Immerhin gibt es auch gute Nachrichten: Für die anderen Affen, so zum Beispiel die Gorillas, soll nach Auskunft des Zoos keine Gefahr bestehen. Die Gruppe der Menschenaffen lebt am anderen Ende des Affenhauses und kommt mit den Mandrillen nicht in Berührung. Die Besucher können sich also weiterhin an den Fortschritten des kleinen Gorilla-Mädchens Tilla erfreuen. Tilla kam Mitte Februar 2021 auf die Welt, es war der erste Gorilla-Nachwuchs nach 16 Jahren im Zoo. Eine kleine Sensation. Die ersten Monate hat Mutter Bibi das Baby überhaupt nicht losgelassen. Doch seit einigen Wochen zieht Tilla auf Entdeckungstour los und macht sich auf ihren eigenen Weg. Sie löst sich langsam von ihrer Mutter.

Das nächste Projekt im Zoo Berlin: Ein neues Affenhaus

Das nächste große Projekt ist ohnehin ein neue Affenhaus. Es ist seit Langem geplant. Deshalb werden jetzt nach dem Tod der drei Mandrillen keine neuen Affen in den Zoo ziehen. „Der Koordinator des Europäischen Erhaltungszuchtprogramms für die Mandrillen aus dem Zoo Budapest wurde bereits über den Tod der drei Tiere informiert und auch darüber, dass wir einen neuen Halter für das einzelne, verbliebene Weibchen suchen“, heißt es aus der Zoo-Pressestelle.

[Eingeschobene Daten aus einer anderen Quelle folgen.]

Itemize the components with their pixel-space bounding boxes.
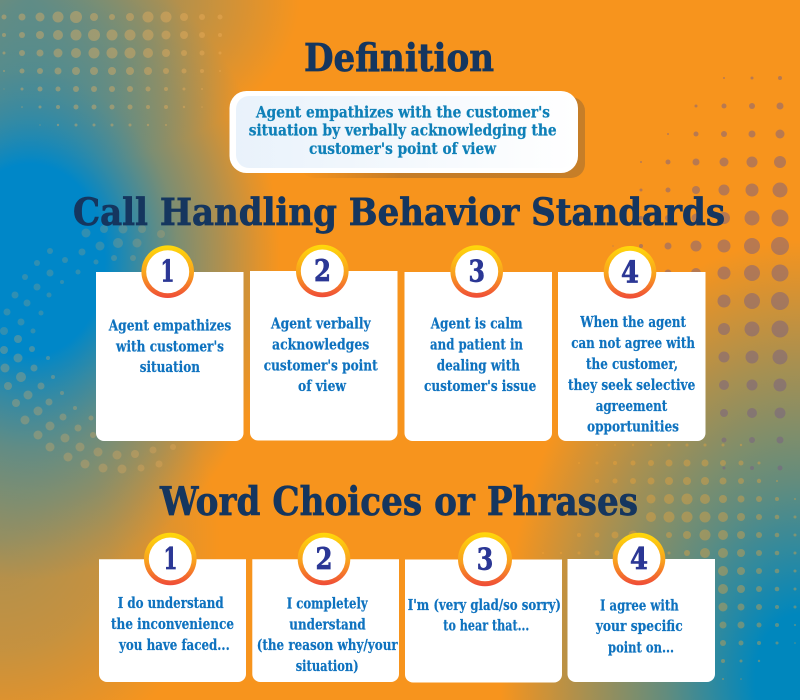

Er habe daraufhin schriftlich seine Mithilfe zugesagt. Das bedeutet, dass auch die alte Saba Berlin verlassen wird. Sie soll bald wieder mit ihren Artgenossen in einem anderen Zoo zusammengebracht werden.

Wann der Neubau oder der Umbau des Affenhauses beginnt, steht noch nicht fest. „Auf jeden Fall ist es das nächste Haus, an das wir ranmüssen“, sagt die Zoo-Sprecherin. Die Coronapandemie hätte allerdings die dafür geplanten Rücklagen aufgebraucht. Jetzt sei der Zoo auf Unterstützung angewiesen, damit die Affen so bald wie möglich ein großzügigeres naturnahes Heim bekommen.